En outre, avoir l’opportunité de travailler dans plusieurs médias permet d’avoir non seulement une bonne vue d’ensemble du métier, mais aussi de «réseauter». Les universités devraient davantage s’inspirer de ce type de formations, alliant théorie et pratique. C’est de cette manière que j’ai été engagé par la suite chez LargeNetwork. J’y ai appris mon métier de journaliste, mais aussi celui d’éditeur, puisque nous étions appelés à gérer des projets dans lesquels nous devions réfléchir au contenu d’un ou de plusieurs magazines, à leur ligne graphique, etc. C’est d’une créativité incroyable.

Quel souvenir gardez-vous de Neuchâtel ?

C’est une ville dont je suis tombé amoureux, car il fait bon y vivre. Et en tant que Genevois, j’ai besoin de la proximité d’un lac! J’habitais en colocation avec d’autres étudiants près du Laténium, à Hauterive, un lieu idéal. Aujourd’hui, travaillant dans le domaine de l’horlogerie, j’y retourne souvent avec le même plaisir.

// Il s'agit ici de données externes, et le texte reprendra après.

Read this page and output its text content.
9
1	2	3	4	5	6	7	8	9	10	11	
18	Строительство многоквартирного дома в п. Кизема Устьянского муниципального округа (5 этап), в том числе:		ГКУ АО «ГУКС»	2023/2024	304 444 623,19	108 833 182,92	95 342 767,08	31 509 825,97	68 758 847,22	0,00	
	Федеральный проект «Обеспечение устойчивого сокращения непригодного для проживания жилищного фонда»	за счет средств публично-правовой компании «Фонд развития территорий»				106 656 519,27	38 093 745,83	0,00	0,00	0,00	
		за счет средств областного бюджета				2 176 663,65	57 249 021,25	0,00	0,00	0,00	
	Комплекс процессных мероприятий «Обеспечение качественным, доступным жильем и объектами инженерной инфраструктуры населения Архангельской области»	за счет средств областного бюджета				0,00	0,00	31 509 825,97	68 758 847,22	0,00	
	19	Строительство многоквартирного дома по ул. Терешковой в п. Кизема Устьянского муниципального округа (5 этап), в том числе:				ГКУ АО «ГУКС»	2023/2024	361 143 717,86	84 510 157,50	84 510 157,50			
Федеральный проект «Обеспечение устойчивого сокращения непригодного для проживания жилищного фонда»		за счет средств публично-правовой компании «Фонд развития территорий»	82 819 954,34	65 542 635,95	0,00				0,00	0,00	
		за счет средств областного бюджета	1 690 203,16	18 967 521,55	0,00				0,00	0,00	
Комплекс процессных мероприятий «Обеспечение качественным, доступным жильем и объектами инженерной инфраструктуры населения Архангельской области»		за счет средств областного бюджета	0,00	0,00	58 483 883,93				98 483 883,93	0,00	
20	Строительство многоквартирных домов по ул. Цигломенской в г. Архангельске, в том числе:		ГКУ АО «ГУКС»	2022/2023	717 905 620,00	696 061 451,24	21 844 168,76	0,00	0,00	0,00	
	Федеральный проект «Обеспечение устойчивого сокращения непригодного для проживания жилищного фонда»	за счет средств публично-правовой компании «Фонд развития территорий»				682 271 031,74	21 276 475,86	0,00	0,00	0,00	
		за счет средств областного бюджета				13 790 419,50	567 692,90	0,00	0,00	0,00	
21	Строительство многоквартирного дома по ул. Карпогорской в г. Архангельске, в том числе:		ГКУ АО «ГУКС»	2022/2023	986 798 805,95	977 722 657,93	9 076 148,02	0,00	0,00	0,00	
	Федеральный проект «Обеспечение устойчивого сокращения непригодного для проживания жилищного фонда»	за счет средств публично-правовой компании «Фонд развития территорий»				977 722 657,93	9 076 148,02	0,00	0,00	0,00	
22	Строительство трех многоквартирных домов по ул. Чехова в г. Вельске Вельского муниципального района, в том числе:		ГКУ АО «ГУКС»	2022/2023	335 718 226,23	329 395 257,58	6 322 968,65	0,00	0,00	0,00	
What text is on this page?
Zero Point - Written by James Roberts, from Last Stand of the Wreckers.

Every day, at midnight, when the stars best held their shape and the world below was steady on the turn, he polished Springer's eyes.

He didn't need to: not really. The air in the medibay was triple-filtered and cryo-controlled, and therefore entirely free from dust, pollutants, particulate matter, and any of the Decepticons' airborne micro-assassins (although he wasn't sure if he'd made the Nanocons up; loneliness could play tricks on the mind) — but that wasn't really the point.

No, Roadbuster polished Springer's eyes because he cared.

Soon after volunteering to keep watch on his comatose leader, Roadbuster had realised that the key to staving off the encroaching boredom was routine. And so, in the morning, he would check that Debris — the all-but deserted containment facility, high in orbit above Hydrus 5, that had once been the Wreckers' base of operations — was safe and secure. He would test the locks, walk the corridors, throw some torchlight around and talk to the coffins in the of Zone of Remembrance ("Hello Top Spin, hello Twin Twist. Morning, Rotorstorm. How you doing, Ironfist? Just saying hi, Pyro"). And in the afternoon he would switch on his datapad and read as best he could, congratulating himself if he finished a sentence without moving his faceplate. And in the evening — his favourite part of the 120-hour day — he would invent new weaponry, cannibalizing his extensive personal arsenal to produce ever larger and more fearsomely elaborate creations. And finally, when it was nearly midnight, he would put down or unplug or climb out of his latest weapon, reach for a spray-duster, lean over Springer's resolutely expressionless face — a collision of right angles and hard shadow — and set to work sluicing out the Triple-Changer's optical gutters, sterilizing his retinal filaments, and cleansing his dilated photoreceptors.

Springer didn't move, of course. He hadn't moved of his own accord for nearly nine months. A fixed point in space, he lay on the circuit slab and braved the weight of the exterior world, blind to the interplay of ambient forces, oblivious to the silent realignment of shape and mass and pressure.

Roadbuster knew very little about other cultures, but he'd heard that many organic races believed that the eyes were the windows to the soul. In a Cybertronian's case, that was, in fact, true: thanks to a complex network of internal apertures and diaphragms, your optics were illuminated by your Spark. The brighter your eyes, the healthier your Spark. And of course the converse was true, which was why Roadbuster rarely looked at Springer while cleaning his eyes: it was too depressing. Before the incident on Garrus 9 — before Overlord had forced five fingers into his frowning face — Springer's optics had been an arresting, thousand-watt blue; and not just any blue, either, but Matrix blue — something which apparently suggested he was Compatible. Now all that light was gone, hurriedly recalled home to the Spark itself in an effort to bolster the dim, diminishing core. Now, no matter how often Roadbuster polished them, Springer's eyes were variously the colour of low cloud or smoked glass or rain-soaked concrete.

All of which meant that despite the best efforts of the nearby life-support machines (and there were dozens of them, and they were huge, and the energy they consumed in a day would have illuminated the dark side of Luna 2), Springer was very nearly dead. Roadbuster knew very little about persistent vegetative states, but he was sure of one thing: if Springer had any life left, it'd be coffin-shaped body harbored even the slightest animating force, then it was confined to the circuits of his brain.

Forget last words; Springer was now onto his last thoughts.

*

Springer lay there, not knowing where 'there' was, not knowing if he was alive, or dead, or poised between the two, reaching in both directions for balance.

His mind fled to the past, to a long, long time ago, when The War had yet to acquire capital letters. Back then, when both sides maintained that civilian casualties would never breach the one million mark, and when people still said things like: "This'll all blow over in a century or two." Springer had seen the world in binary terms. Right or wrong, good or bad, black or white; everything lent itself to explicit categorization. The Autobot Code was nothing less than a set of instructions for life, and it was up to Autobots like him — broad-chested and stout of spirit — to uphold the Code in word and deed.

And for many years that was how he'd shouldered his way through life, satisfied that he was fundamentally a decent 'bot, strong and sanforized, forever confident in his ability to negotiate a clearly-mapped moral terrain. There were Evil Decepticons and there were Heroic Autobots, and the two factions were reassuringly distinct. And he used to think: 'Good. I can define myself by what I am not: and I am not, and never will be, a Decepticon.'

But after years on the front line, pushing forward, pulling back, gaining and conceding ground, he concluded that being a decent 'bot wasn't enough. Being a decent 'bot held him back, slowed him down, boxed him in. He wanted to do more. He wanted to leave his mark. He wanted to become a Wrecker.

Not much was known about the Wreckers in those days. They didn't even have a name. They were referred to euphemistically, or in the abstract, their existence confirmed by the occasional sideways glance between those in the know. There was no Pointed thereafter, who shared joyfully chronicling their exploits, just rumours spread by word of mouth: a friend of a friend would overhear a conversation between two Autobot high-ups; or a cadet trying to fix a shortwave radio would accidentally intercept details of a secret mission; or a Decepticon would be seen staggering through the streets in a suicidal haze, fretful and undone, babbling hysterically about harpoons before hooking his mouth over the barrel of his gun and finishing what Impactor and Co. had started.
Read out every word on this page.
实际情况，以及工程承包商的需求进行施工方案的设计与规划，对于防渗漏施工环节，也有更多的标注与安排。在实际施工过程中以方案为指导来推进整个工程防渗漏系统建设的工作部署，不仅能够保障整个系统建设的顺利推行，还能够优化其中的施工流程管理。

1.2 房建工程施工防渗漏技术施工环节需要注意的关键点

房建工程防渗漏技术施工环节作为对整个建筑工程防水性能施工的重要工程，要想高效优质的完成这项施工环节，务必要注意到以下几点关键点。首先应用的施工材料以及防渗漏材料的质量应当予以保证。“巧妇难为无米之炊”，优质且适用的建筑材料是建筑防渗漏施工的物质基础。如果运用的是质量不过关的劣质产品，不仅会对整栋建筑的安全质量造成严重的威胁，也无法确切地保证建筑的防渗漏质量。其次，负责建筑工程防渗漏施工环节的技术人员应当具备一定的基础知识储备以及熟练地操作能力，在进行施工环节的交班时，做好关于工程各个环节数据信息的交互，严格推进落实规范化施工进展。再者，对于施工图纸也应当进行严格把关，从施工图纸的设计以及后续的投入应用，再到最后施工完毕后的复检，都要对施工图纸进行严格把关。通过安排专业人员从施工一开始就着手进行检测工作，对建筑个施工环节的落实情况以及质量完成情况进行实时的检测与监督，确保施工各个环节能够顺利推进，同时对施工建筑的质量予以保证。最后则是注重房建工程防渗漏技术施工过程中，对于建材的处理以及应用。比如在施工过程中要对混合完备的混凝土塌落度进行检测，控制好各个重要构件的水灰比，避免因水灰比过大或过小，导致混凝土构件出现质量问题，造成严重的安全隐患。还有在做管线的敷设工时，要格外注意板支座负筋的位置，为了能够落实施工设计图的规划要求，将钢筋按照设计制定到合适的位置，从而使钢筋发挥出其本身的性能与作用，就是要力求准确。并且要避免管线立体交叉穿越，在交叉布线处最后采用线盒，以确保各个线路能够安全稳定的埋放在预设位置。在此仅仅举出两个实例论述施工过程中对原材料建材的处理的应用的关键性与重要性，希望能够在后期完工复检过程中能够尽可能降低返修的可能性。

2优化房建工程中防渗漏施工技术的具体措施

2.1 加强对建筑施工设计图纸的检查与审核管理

Quel conseil donneriez-vous à un étudiant ou futur étudiant ?

De bien repérer au préalable ce qu’il aime faire. S’il a du plaisir dans un domaine, les études en seront facilitées. J’aimais lire: j’ai ciblé le monde de l’écrit. Je l’inciterais également à faire le plus rapidement possible des stages, ne serait-ce qu’une journée. Cela suffit parfois pour comprendre qu’on n’est pas fait pour un domaine auquel on se croyait prédestiné. Pour la petite histoire, mon frère qui adorait les animaux a fait un stage chez un vétérinaire. Ce jour-là, ils ont dû opérer un chien. Au moment où le vétérinaire a ouvert le ventre de l’animal, mon frère s’est évanoui. Il s’est rendu compte que ce n’était pas pour lui. Aujourd’hui, il travaille dans la biochimie: il analyse les molécules d’eau et ça lui va très bien!